Francesca soon realises that this ream of paper, although normal to the outside world, is not normal. It is cheap. Very cheap. Probably less than 80gsm. This is not a problem; good paper is expensive and although I make a point of recycling and reusing scrap, I am not about to relegate an entire pack of white A4 to the scrapheap without printing it first.

Some time later I change my mind. The paper is good for nothing but handwritten notes, and only then if you use a very light ink. This is because it is so thin that four out of five times it enters my printer, my printer chews it up, tries to spit it out, chokes and needs to be rescued. Over a few lacklustre attempts to print homework or coursework or whatever I deemed worthy of printing in 2010 or 2012, I realise I should have forked out for the decent stuff. After all, I will always recycle it.

The cheap stuff is folded into my box of uninteresting stationery supplies alongside plastic wallets, white envelopes and sugar paper.

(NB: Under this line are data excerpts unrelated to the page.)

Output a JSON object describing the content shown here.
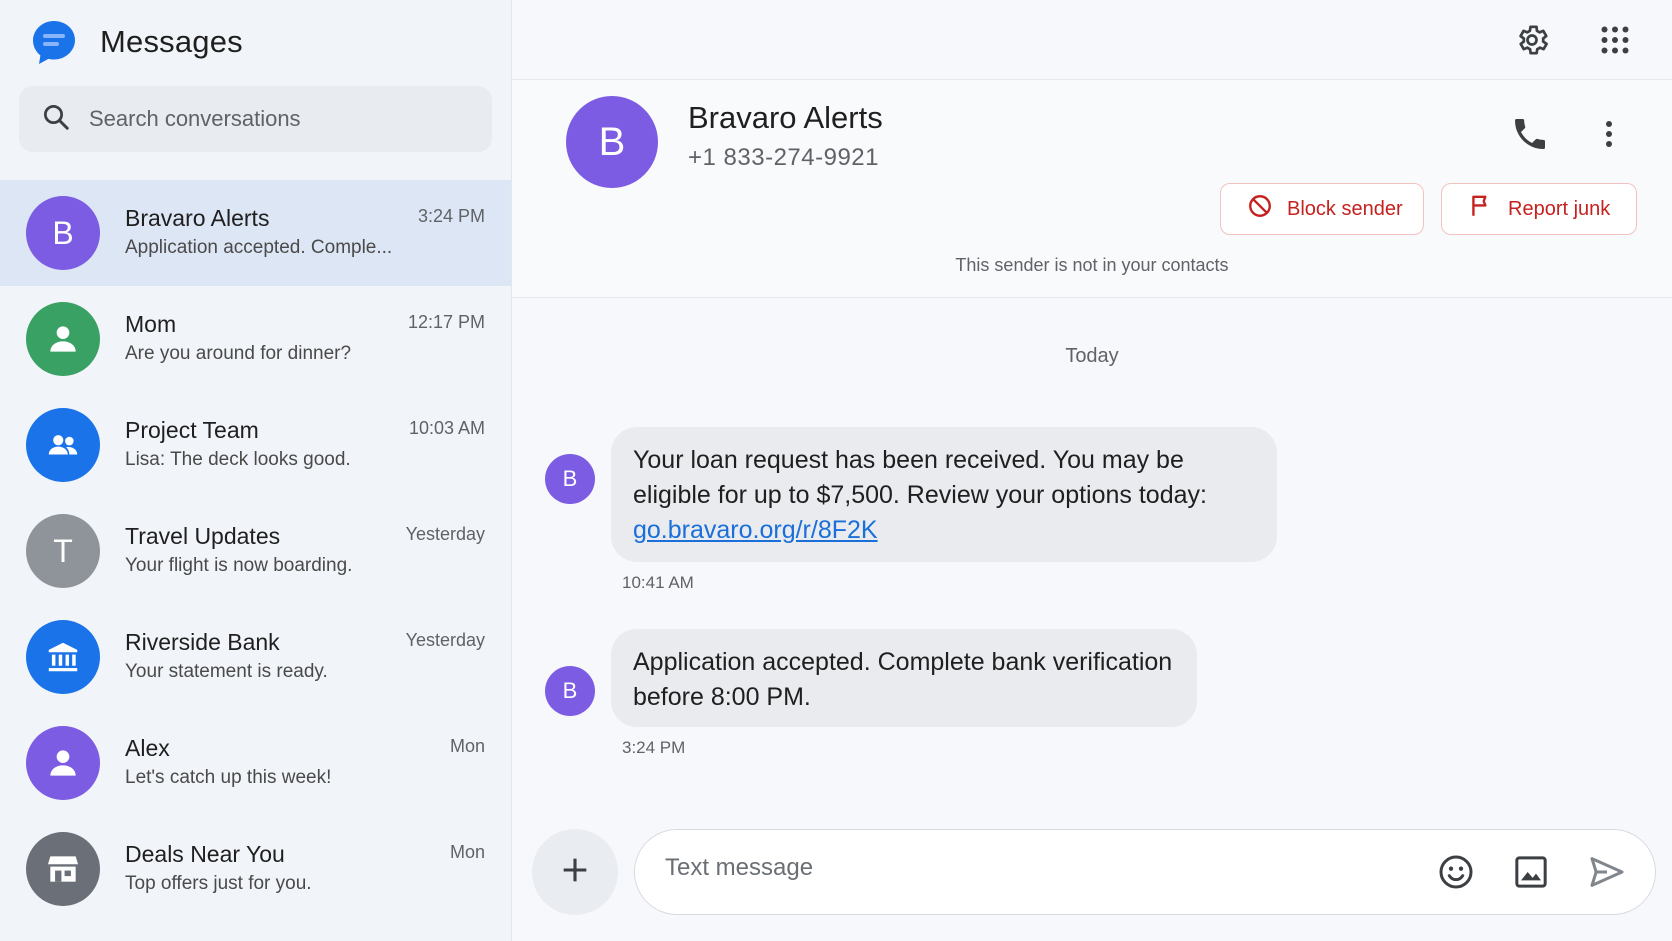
{
  "app": {
    "title": "Messages",
    "logo_icon": "messages-logo-icon"
  },
  "search": {
    "placeholder": "Search conversations",
    "icon": "search-icon"
  },
  "conversations": [
    {
      "name": "Bravaro Alerts",
      "snippet": "Application accepted. Comple...",
      "time": "3:24 PM",
      "avatar_letter": "B",
      "avatar_color": "#7b5ce2",
      "active": true
    },
    {
      "name": "Mom",
      "snippet": "Are you around for dinner?",
      "time": "12:17 PM",
      "avatar_icon": "person-icon",
      "avatar_color": "#3aa164"
    },
    {
      "name": "Project Team",
      "snippet": "Lisa: The deck looks good.",
      "time": "10:03 AM",
      "avatar_icon": "group-icon",
      "avatar_color": "#1a73e8"
    },
    {
      "name": "Travel Updates",
      "snippet": "Your flight is now boarding.",
      "time": "Yesterday",
      "avatar_letter": "T",
      "avatar_color": "#8f949b"
    },
    {
      "name": "Riverside Bank",
      "snippet": "Your statement is ready.",
      "time": "Yesterday",
      "avatar_icon": "bank-icon",
      "avatar_color": "#1a73e8"
    },
    {
      "name": "Alex",
      "snippet": "Let's catch up this week!",
      "time": "Mon",
      "avatar_icon": "person-icon",
      "avatar_color": "#7b5ce2"
    },
    {
      "name": "Deals Near You",
      "snippet": "Top offers just for you.",
      "time": "Mon",
      "avatar_icon": "store-icon",
      "avatar_color": "#6b7078"
    }
  ],
  "topbar": {
    "settings_icon": "gear-icon",
    "apps_icon": "apps-grid-icon"
  },
  "contact": {
    "avatar_letter": "B",
    "name": "Bravaro Alerts",
    "number": "+1 833-274-9921",
    "block_label": "Block sender",
    "report_label": "Report junk",
    "not_in_contacts": "This sender is not in your contacts"
  },
  "thread": {
    "day_label": "Today",
    "messages": [
      {
        "avatar_letter": "B",
        "text": "Your loan request has been received. You may be eligible for up to $7,500. Review your options today:",
        "link": "go.bravaro.org/r/8F2K",
        "time": "10:41 AM"
      },
      {
        "avatar_letter": "B",
        "text": "Application accepted. Complete bank verification before 8:00 PM.",
        "time": "3:24 PM"
      }
    ]
  },
  "composer": {
    "placeholder": "Text message"
  },
  "colors": {
    "accent": "#1a73e8",
    "danger": "#c5221f",
    "active_row": "#dde6f5"
  }
}
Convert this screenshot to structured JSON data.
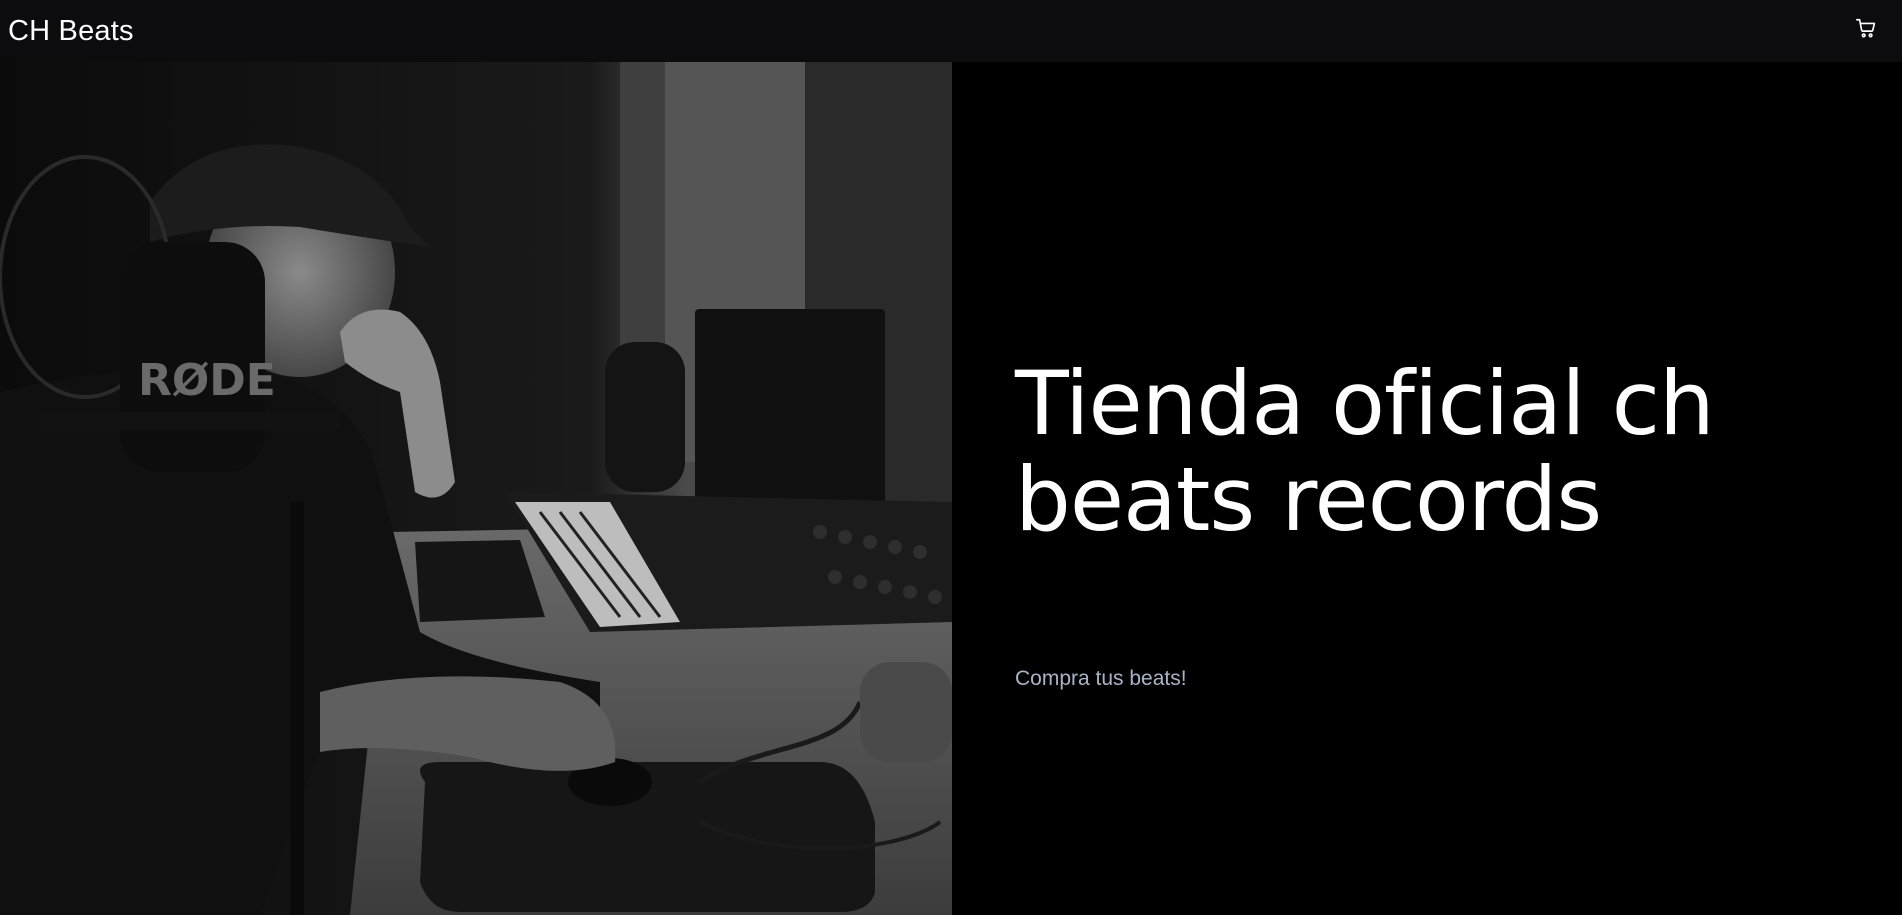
{
  "navbar": {
    "brand": "CH Beats",
    "cart_icon": "cart-icon"
  },
  "hero": {
    "image_alt": "producer-in-studio-photo",
    "title": "Tienda oficial ch beats records",
    "subtitle": "Compra tus beats!"
  },
  "colors": {
    "navbar_bg": "#0c0c0e",
    "page_bg": "#000000",
    "title_text": "#ffffff",
    "subtitle_text": "#a9b3c6"
  }
}
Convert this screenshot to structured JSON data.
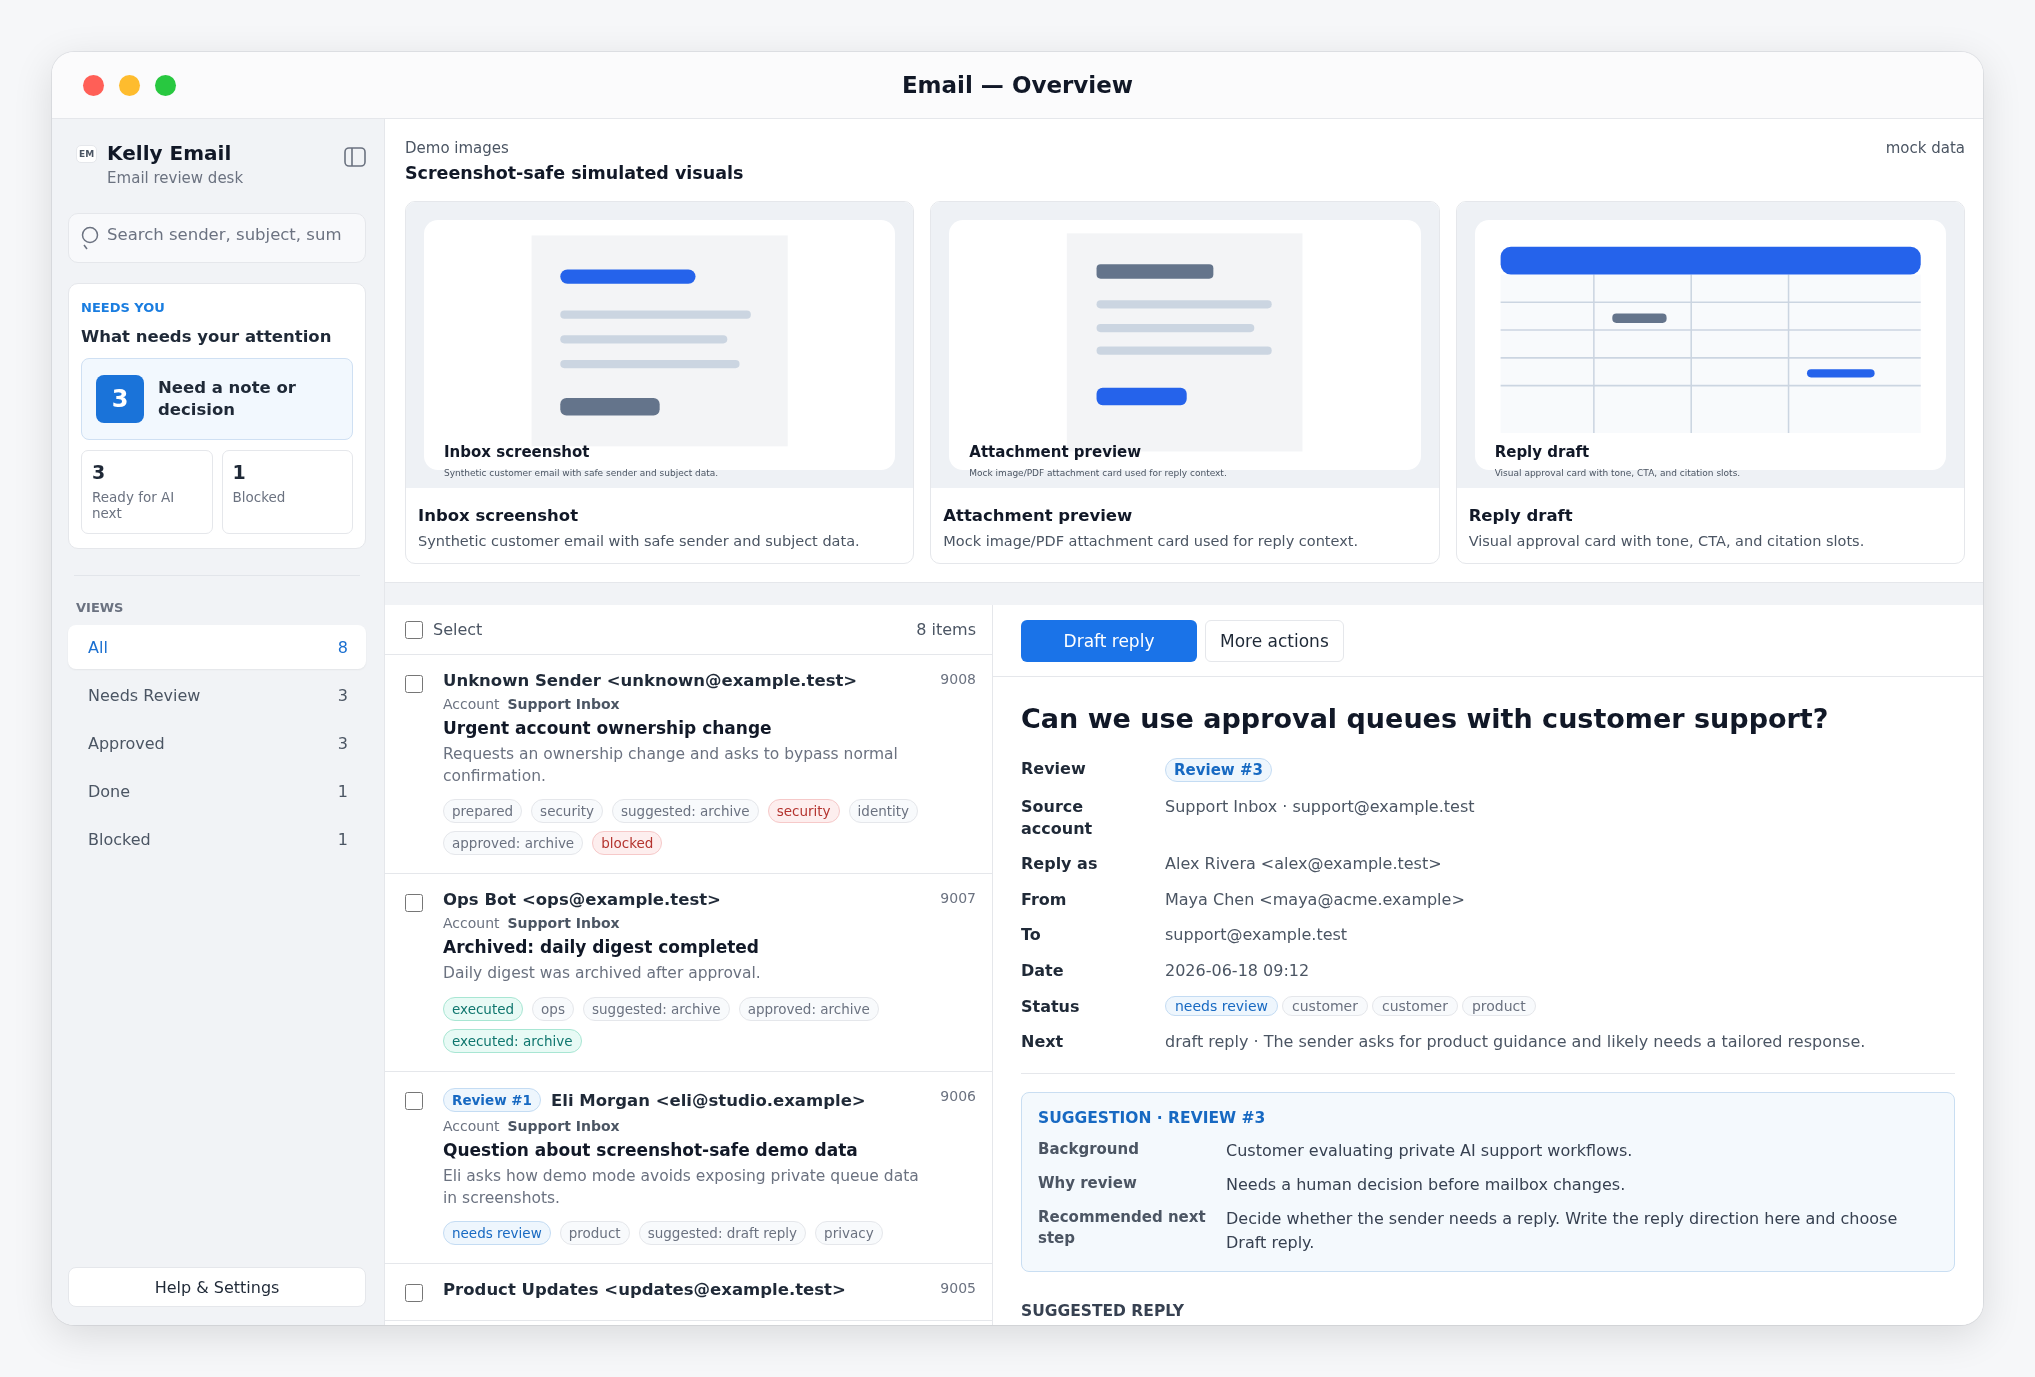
{
  "window": {
    "title": "Email — Overview"
  },
  "sidebar": {
    "logo": "EM",
    "app_name": "Kelly Email",
    "subtitle": "Email review desk",
    "search": {
      "placeholder": "Search sender, subject, sum"
    },
    "needs_you": {
      "eyebrow": "NEEDS YOU",
      "title": "What needs your attention",
      "primary": {
        "count": "3",
        "label": "Need a note or decision"
      },
      "stats": [
        {
          "count": "3",
          "label": "Ready for AI next"
        },
        {
          "count": "1",
          "label": "Blocked"
        }
      ]
    },
    "views_heading": "VIEWS",
    "views": [
      {
        "label": "All",
        "count": "8",
        "selected": true
      },
      {
        "label": "Needs Review",
        "count": "3",
        "selected": false
      },
      {
        "label": "Approved",
        "count": "3",
        "selected": false
      },
      {
        "label": "Done",
        "count": "1",
        "selected": false
      },
      {
        "label": "Blocked",
        "count": "1",
        "selected": false
      }
    ],
    "footer_button": "Help & Settings"
  },
  "demo": {
    "eyebrow": "Demo images",
    "title": "Screenshot-safe simulated visuals",
    "badge": "mock data",
    "cards": [
      {
        "kind": "inbox",
        "overlay_title": "Inbox screenshot",
        "overlay_caption": "Synthetic customer email with safe sender and subject data.",
        "title": "Inbox screenshot",
        "description": "Synthetic customer email with safe sender and subject data."
      },
      {
        "kind": "attachment",
        "overlay_title": "Attachment preview",
        "overlay_caption": "Mock image/PDF attachment card used for reply context.",
        "title": "Attachment preview",
        "description": "Mock image/PDF attachment card used for reply context."
      },
      {
        "kind": "table",
        "overlay_title": "Reply draft",
        "overlay_caption": "Visual approval card with tone, CTA, and citation slots.",
        "title": "Reply draft",
        "description": "Visual approval card with tone, CTA, and citation slots."
      }
    ]
  },
  "list": {
    "select_label": "Select",
    "select_checked": false,
    "count": "8 items",
    "rows": [
      {
        "checked": false,
        "sender": "Unknown Sender <unknown@example.test>",
        "number": "9008",
        "account_label": "Account",
        "account": "Support Inbox",
        "subject": "Urgent account ownership change",
        "summary": "Requests an ownership change and asks to bypass normal confirmation.",
        "tags": [
          {
            "label": "prepared",
            "kind": "neutral"
          },
          {
            "label": "security",
            "kind": "neutral"
          },
          {
            "label": "suggested: archive",
            "kind": "neutral"
          },
          {
            "label": "security",
            "kind": "danger"
          },
          {
            "label": "identity",
            "kind": "neutral"
          },
          {
            "label": "approved: archive",
            "kind": "neutral"
          },
          {
            "label": "blocked",
            "kind": "danger"
          }
        ]
      },
      {
        "checked": false,
        "sender": "Ops Bot <ops@example.test>",
        "number": "9007",
        "account_label": "Account",
        "account": "Support Inbox",
        "subject": "Archived: daily digest completed",
        "summary": "Daily digest was archived after approval.",
        "tags": [
          {
            "label": "executed",
            "kind": "success"
          },
          {
            "label": "ops",
            "kind": "neutral"
          },
          {
            "label": "suggested: archive",
            "kind": "neutral"
          },
          {
            "label": "approved: archive",
            "kind": "neutral"
          },
          {
            "label": "executed: archive",
            "kind": "success"
          }
        ]
      },
      {
        "checked": false,
        "review_badge": "Review #1",
        "sender": "Eli Morgan <eli@studio.example>",
        "number": "9006",
        "account_label": "Account",
        "account": "Support Inbox",
        "subject": "Question about screenshot-safe demo data",
        "summary": "Eli asks how demo mode avoids exposing private queue data in screenshots.",
        "tags": [
          {
            "label": "needs review",
            "kind": "info"
          },
          {
            "label": "product",
            "kind": "neutral"
          },
          {
            "label": "suggested: draft reply",
            "kind": "neutral"
          },
          {
            "label": "privacy",
            "kind": "neutral"
          }
        ]
      },
      {
        "checked": false,
        "sender": "Product Updates <updates@example.test>",
        "number": "9005"
      }
    ]
  },
  "detail": {
    "actions": [
      {
        "label": "Draft reply",
        "kind": "primary"
      },
      {
        "label": "More actions",
        "kind": "secondary"
      }
    ],
    "title": "Can we use approval queues with customer support?",
    "fields": [
      {
        "label": "Review",
        "kind": "pill",
        "value": "Review #3"
      },
      {
        "label": "Source account",
        "kind": "text",
        "value": "Support Inbox · support@example.test"
      },
      {
        "label": "Reply as",
        "kind": "text",
        "value": "Alex Rivera <alex@example.test>"
      },
      {
        "label": "From",
        "kind": "text",
        "value": "Maya Chen <maya@acme.example>"
      },
      {
        "label": "To",
        "kind": "text",
        "value": "support@example.test"
      },
      {
        "label": "Date",
        "kind": "text",
        "value": "2026-06-18 09:12"
      },
      {
        "label": "Status",
        "kind": "tags",
        "tags": [
          {
            "label": "needs review",
            "kind": "info"
          },
          {
            "label": "customer",
            "kind": "neutral"
          },
          {
            "label": "customer",
            "kind": "neutral"
          },
          {
            "label": "product",
            "kind": "neutral"
          }
        ]
      },
      {
        "label": "Next",
        "kind": "text",
        "value": "draft reply · The sender asks for product guidance and likely needs a tailored response."
      }
    ],
    "suggestion": {
      "heading": "SUGGESTION · REVIEW #3",
      "rows": [
        {
          "label": "Background",
          "value": "Customer evaluating private AI support workflows."
        },
        {
          "label": "Why review",
          "value": "Needs a human decision before mailbox changes."
        },
        {
          "label": "Recommended next step",
          "value": "Decide whether the sender needs a reply. Write the reply direction here and choose Draft reply."
        }
      ]
    },
    "suggested_reply_heading": "SUGGESTED REPLY"
  }
}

That’s the back story, ladies and gents. Fast forward to 2015, where you will find my stationery supply box mostly unchanged. In the Great December Clear Out (see previous posts), I rediscover the cheap paper. Dimmed by time, my memory of its assault on my printer is tinged with an element of ‘well it couldn’t have been that bad’. Plus, my parents no longer buy me office supplies. I would be an idiot to ignore this discovery.

Turns out I was an idiot to take notice.

Having spent two or three or five years folded in a box, it’s not only thin and nasty but is also ill-equipped to go through my printer anyway. I’ve had a few near-misses in which I’ve un-jammed the printer and put the flat-ish paper back through. It’s turned out okay – I’m the only person who sees the files, so a few teeth marks add more charm than unprofessionalism…

This morning we went to war. Two Etsy orders needed filing. Easy. Did two last week no problem. Maybe today the paper was experiencing the wrong time of the month. Maybe the printer was.

I had to use tweezers to get bits of paper from the bowels of the printer, and switch it off to get the cartridges to realign and loosen up the shreds that had caught… unfortunately realignment happens more quickly than it looks, so my hands were chased by tiny ink cartridges as they whizzed from one side of the printer to the other, angrily grinding at the paper I was trying to remove.

My cheapness I very nearly sent my printer to the great office in the sky. I’m glad I didn’t, because I can’t afford a new one any more than I can afford posh paper, but my lesson has been learnt.

I will use the crap stuff only when I have flattened out the giant crease that runs through it, and I will only ever guide it through my printer while singing a lullaby and, possibly, praying.

I think I may also up my overheads goal on Patreon, because there is a chance my printer won’t survive this – or if it does, I never  want to buy such thin paper again.

I probably will, though. The saga continues.